Revenge. Tu me cherches danoise ?

Les suédoises sont plus blondes que leurs enfants

Faut-il aller voir Revenge ?

Les enfants sont formidables. Mais à 10 ans, Christian préfère latter les autres gosses à coups de pompe à vélo. Depuis la mort de sa mère, il aime jouer du couteau, dire des gros mots et regarder le sol du haut des immeubles. Élève dans la même classe, Elias est un boulet. Son père joue les médecins en Afrique pendant que le jeune garçon se fait casser la gueule par les autres élèves. Quand les deux gamins se rencontrent, ils décident de se venger de la vie.

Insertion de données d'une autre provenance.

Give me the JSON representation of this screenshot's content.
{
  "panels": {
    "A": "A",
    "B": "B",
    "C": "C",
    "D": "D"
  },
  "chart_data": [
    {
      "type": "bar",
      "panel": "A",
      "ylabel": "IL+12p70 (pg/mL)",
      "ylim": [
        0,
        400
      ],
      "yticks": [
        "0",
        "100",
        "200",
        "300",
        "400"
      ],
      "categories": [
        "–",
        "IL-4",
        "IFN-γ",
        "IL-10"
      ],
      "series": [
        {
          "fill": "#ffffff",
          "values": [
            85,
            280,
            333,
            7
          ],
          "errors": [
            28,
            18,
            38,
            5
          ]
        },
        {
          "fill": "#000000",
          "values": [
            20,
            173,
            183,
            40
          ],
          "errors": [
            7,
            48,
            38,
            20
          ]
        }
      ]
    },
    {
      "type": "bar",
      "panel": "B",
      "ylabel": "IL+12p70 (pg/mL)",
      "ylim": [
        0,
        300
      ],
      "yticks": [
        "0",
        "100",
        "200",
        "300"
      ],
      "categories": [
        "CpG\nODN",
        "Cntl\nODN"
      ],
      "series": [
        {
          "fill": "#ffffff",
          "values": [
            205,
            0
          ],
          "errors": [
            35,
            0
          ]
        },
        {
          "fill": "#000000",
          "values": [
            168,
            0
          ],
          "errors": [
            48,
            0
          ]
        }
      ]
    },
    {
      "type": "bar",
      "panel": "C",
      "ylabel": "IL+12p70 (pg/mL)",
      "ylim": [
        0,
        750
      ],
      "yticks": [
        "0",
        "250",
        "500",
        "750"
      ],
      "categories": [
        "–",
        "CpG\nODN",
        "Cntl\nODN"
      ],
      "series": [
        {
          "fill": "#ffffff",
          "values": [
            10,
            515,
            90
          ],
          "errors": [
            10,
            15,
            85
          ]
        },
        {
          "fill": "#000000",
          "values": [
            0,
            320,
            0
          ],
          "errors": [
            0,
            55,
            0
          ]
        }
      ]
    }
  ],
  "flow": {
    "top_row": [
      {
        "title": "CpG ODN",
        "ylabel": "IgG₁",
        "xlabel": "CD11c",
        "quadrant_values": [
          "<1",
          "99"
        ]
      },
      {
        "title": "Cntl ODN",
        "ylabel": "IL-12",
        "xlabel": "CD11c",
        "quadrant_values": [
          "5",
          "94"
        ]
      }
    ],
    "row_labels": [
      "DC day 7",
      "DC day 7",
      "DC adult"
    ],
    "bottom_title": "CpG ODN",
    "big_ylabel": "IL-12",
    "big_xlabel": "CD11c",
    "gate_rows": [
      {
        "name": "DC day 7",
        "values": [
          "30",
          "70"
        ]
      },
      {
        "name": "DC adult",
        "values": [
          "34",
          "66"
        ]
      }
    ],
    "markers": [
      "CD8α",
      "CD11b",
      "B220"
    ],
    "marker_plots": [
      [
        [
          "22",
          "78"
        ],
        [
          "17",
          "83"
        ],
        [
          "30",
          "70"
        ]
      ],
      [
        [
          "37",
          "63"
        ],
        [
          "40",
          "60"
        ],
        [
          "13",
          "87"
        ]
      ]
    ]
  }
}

Le cœur du film réside dans une scène. Le père d’Elias se prend une baffe et une cascade d’insultes sans bouger face à une grosse brute rougeâtre. Il a beau répéter aux enfants que c’est celui qui s’énerve qui perd, eux ne voient qu’une chose : c’est leur père qui prend des tartes. La loi du talion a été traitée dans tous les sens par le cinéma et la réponse est toujours simple : la violence engendre la violence et le premier qui s’énerve a perdu. En vrai, c’est plus compliqué.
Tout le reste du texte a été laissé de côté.